I am grateful for the work that disability-run and disability-forward organizations do to prioritize inclusion and access. Many people have come together this month to express their commitment to systems transformation: scaling up programs that support self-sufficiency, dismantling attitudinal and policy barriers, and creating workplace cultures that see disability as an asset.

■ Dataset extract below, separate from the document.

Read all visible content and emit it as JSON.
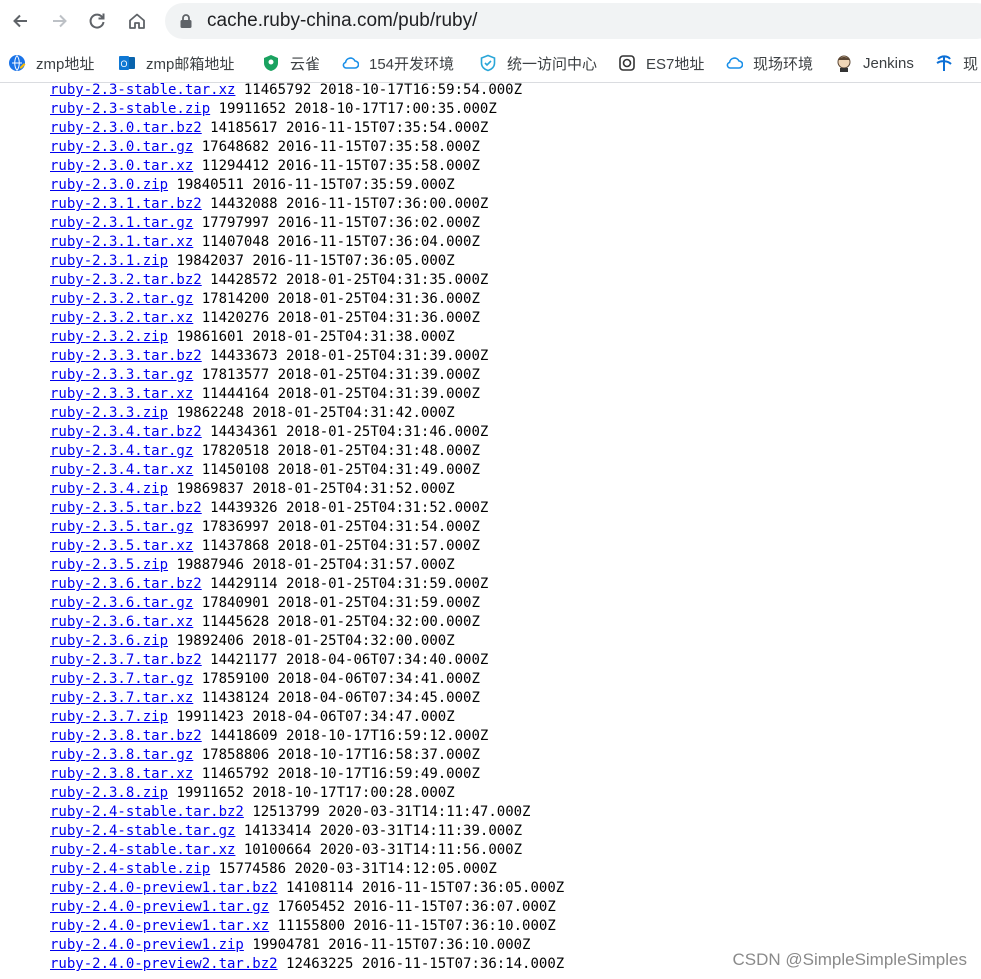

I hope that beyond this month, employers, policymakers, social service entities, and more, can heed the call of NDEAM: to embrace the boundless opportunities to recognize where progress has been made, as well as the opportunities to bridge gaps between policy and lived experience. To recognize that behind every disability employment “success story,” like my own, there has been crucial supports: hybrid work arrangements; flexible schedules that can adapt when one’s capabilities fluctuate on a day-to-day basis; and kind, patient, and understanding supervisors that allow young disabled early career professionals to make mistakes and help course correct. And, to recognize that behind the disproportionately high underemployment statistics, there are disabled individuals looking for work that offer an abundance of potential and gifts. Their difficulties with securing employment stem from a culture that struggles to accept that among human beings, we all move, communicate, and think differently. As we navigate these differences, it is our collective responsibility to respect everyone’s support needs, areas for growth, and strengths.

Because—regardless of our employment status—people with disabilities all have tremendous value and talent.